Coe 19 August, surprise Hicksons

by Jamie Dillon


Last Saturday night we had a wang dang doodle at Coe. Interestingly, several of us had the same reaction to the sky. Earlier in the night, the stars were OK, not spectacular. We dawdled and chatted and looked up contentedly, not working the telescopes. By midnight it was seriously good, with a marine layer in over Gilroy and some over San Jose. The limiting magnitude in Pegasus got to 6.2. Seeing was moderate, 3/5. By then, Albert, Mark and Richard weren't to be distracted.

Quite a crew we had. I didn't even find out till later that Sean and Heather were at the end. I was set up between Steve Winston and Eric Schafer. Matthew Marcus, Tony Hurtado, Denis Lefebvre, Chuck Olson, Greg LaFlamme, Mike Delaney were all there. And yes Bill Cone turns out to have a non-virtual side. Steve Bauer was there with Bobby Czerwinski's old 14.5 Starmaster, thru which I've mooched no end of views. And Dan Gilman had first light with his first scope! A fancy brand new Orion EQ Newt. And that wasn't everybody who was there. There were two guys speaking Russian whom I never pieced visually out of the dark.

I did some more exploring in the southern summer sky. Did find the galaxies around 7184 that Jim Ster had told me were there. 7184 was still fancy on a third visit. These are in an actual group, being 120 mly away, along with 7183 off to the north. 7180 and 7185 were fairly easy in the 11, but 7188 took some more work. Actually, I mooched a view in Albert's 16" masterpiece, then went back and matched the field in Felix, and there it was, a round faint patch to averted vision.

That was fun but there was more to come. South and west of Fomalhaut is this really intriguing group of galaxies. They're charted as a tight group in SkyAtlas. 7172 showed as fat and round. Right away I saw 3 galaxies in the same close field, with 7173 and 7176 just to the south of 7172. Now the more I looked, the more complex 7176 seemed to be. Looked 'em up in Uranometria anyway, to piece out which was which, and it showed another guy right next to 7176. Sure enough, at 210x they split. 7174-7176 is an interacting pair.

Logging them finally right now in the database, Gottlieb's NGC+ tells me they're a Hickson group. Cool! HCG 90. This is my 6th Hickson group, with 92, 44, 56, 68 and 61. I hollered and had a bunch of the folks come over and made them look at this group. DDK seriously sez check it out.

Felix is a Celestron 11” f/4.5 Dobs with optics made by Discovery Telescopes. Was using a 22 Pan, 16mm UO Koenig, 10mm and 6mm Radians, with a Lumicon OIII and an Orion Ultrablock.
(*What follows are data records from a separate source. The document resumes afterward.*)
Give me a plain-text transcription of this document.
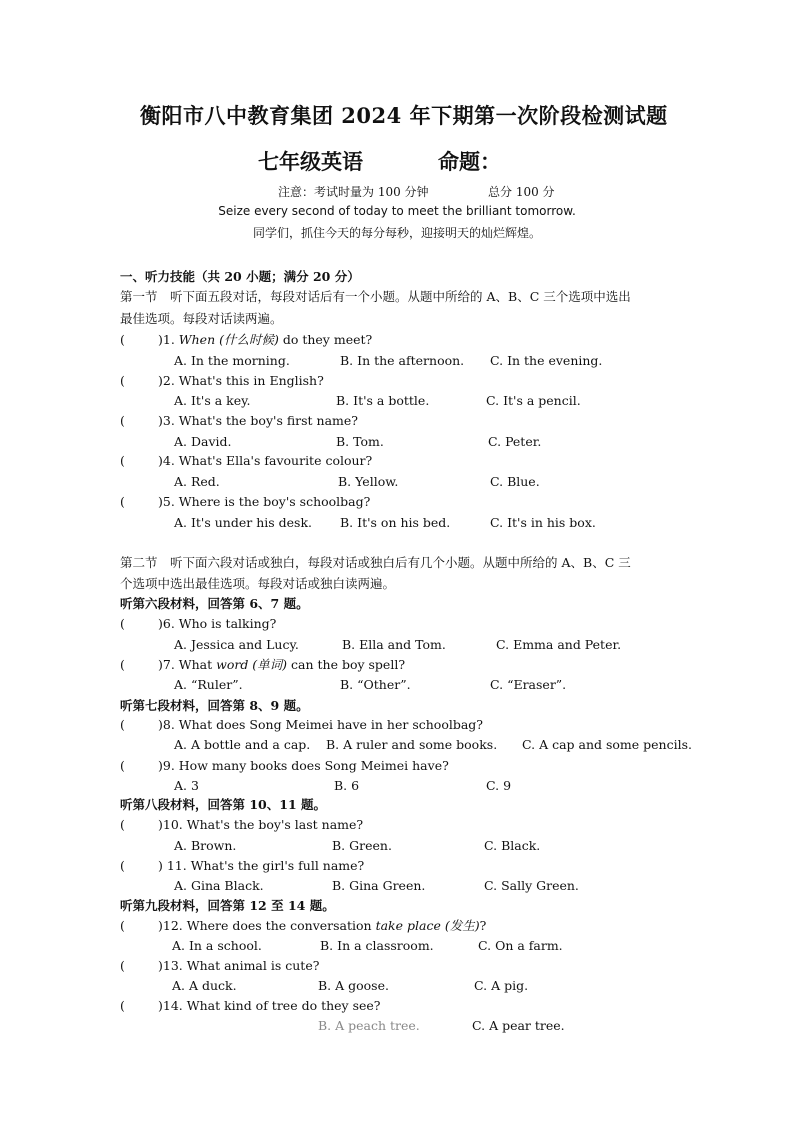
衡阳市八中教育集团 2024 年下期第一次阶段检测试题
七年级英语	命题：
注意：考试时量为 100 分钟	总分 100 分
Seize every second of today to meet the brilliant tomorrow.
同学们，抓住今天的每分每秒，迎接明天的灿烂辉煌。
一、听力技能（共 20 小题；满分 20 分）
第一节　听下面五段对话，每段对话后有一个小题。从题中所给的 A、B、C 三个选项中选出
最佳选项。每段对话读两遍。
第二节　听下面六段对话或独白，每段对话或独白后有几个小题。从题中所给的 A、B、C 三
个选项中选出最佳选项。每段对话或独白读两遍。
听第六段材料，回答第 6、7 题。
听第七段材料，回答第 8、9 题。
听第八段材料，回答第 10、11 题。
听第九段材料，回答第 12 至 14 题。
(	)1. When (什么时候) do they meet?
A. In the morning.	B. In the afternoon. C. In the evening.
(	)2. What's this in English?
A. It's a key.	B. It's a bottle.	C. It's a pencil.
(	)3. What's the boy's first name?
A. David.	B. Tom.	C. Peter.
(	)4. What's Ella's favourite colour?
A. Red.	B. Yellow.	C. Blue.
(	)5. Where is the boy's schoolbag?
A. It's under his desk. B. It's on his bed.	C. It's in his box.
(	)6. Who is talking?
A. Jessica and Lucy.	B. Ella and Tom.	C. Emma and Peter.
(	)7. What word (单词) can the boy spell?
A. “Ruler”.	B. “Other”.	C. “Eraser”.
(	)8. What does Song Meimei have in her schoolbag?
A. A bottle and a cap. B. A ruler and some books. C. A cap and some pencils.
(	)9. How many books does Song Meimei have?
A. 3	B. 6	C. 9
(	)10. What's the boy's last name?
A. Brown.	B. Green.	C. Black.
(	) 11. What's the girl's full name?
A. Gina Black.	B. Gina Green.	C. Sally Green.
(	)12. Where does the conversation take place (发生)?
A. In a school.	B. In a classroom.	C. On a farm.
(	)13. What animal is cute?
A. A duck.	B. A goose.	C. A pig.
(	)14. What kind of tree do they see?
B. A peach tree.	C. A pear tree.
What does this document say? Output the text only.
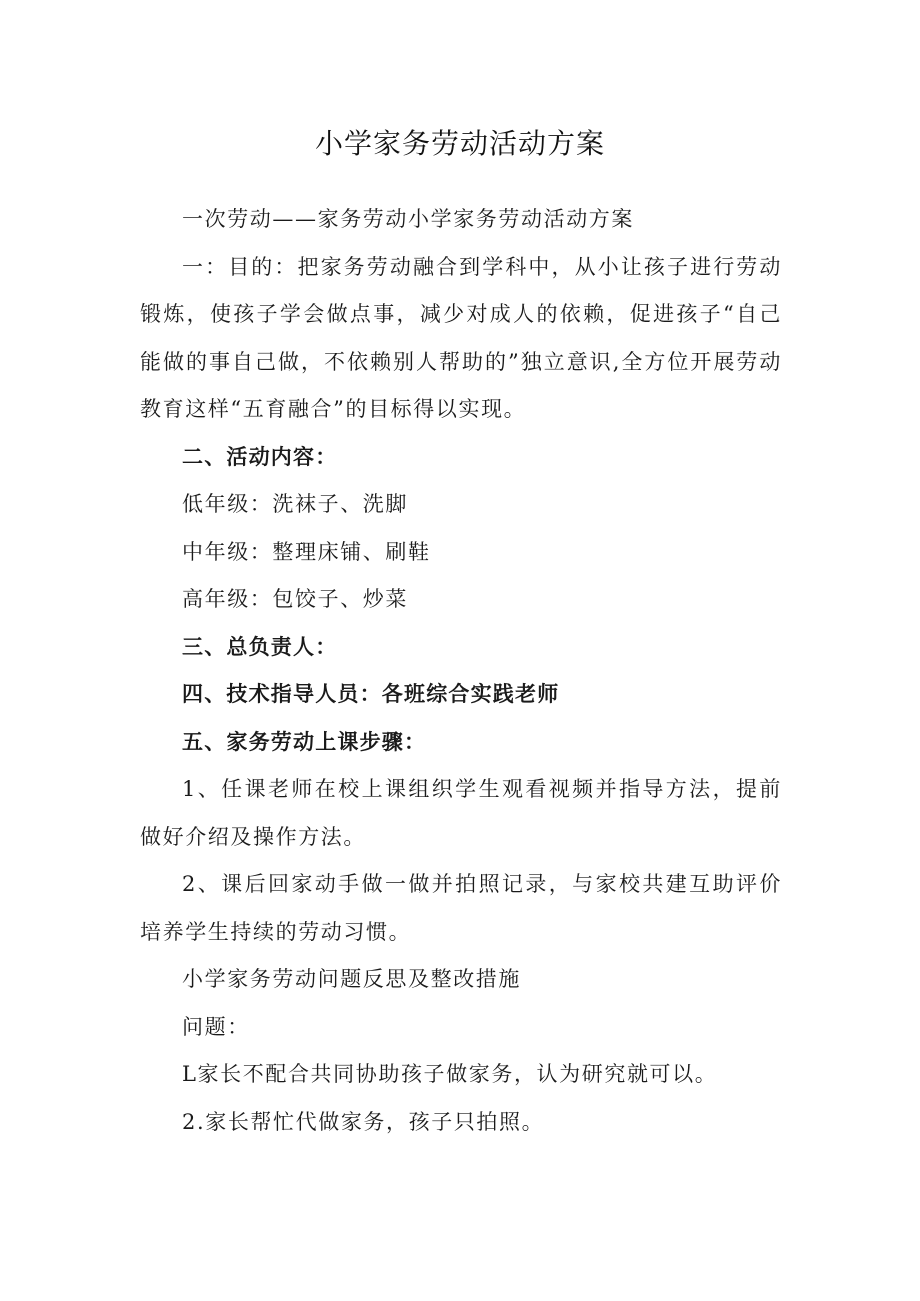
小学家务劳动活动方案

一次劳动——家务劳动小学家务劳动活动方案

一：目的：把家务劳动融合到学科中，从小让孩子进行劳动锻炼，使孩子学会做点事，减少对成人的依赖，促进孩子“自己能做的事自己做，不依赖别人帮助的”独立意识,全方位开展劳动教育这样“五育融合”的目标得以实现。

二、活动内容：

低年级：洗袜子、洗脚

中年级：整理床铺、刷鞋

高年级：包饺子、炒菜

三、总负责人：

四、技术指导人员：各班综合实践老师

五、家务劳动上课步骤：

1、任课老师在校上课组织学生观看视频并指导方法，提前做好介绍及操作方法。

2、课后回家动手做一做并拍照记录，与家校共建互助评价培养学生持续的劳动习惯。

小学家务劳动问题反思及整改措施

问题：

L家长不配合共同协助孩子做家务，认为研究就可以。

2.家长帮忙代做家务，孩子只拍照。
I heard about this funny moment before I got there. One of the guys walks over to Albert and says, "Hey, you've got a Highe scope." Albert replied, "That'd make sense, I'm Albert Highe." Classic.

Matthew and Dan and I saw the Moon come up, after taking looks at M1, the Orion Nebula certainly, sigma Ori, and this fancy RN in Cepheus, 7023, which is in DeepMap and which Matthew showed me for the first time. Has tendrils. M42 looked real good in Dan's new telescope.

Sure was fun. Must've been, I hit the sack at 0800 Sunday.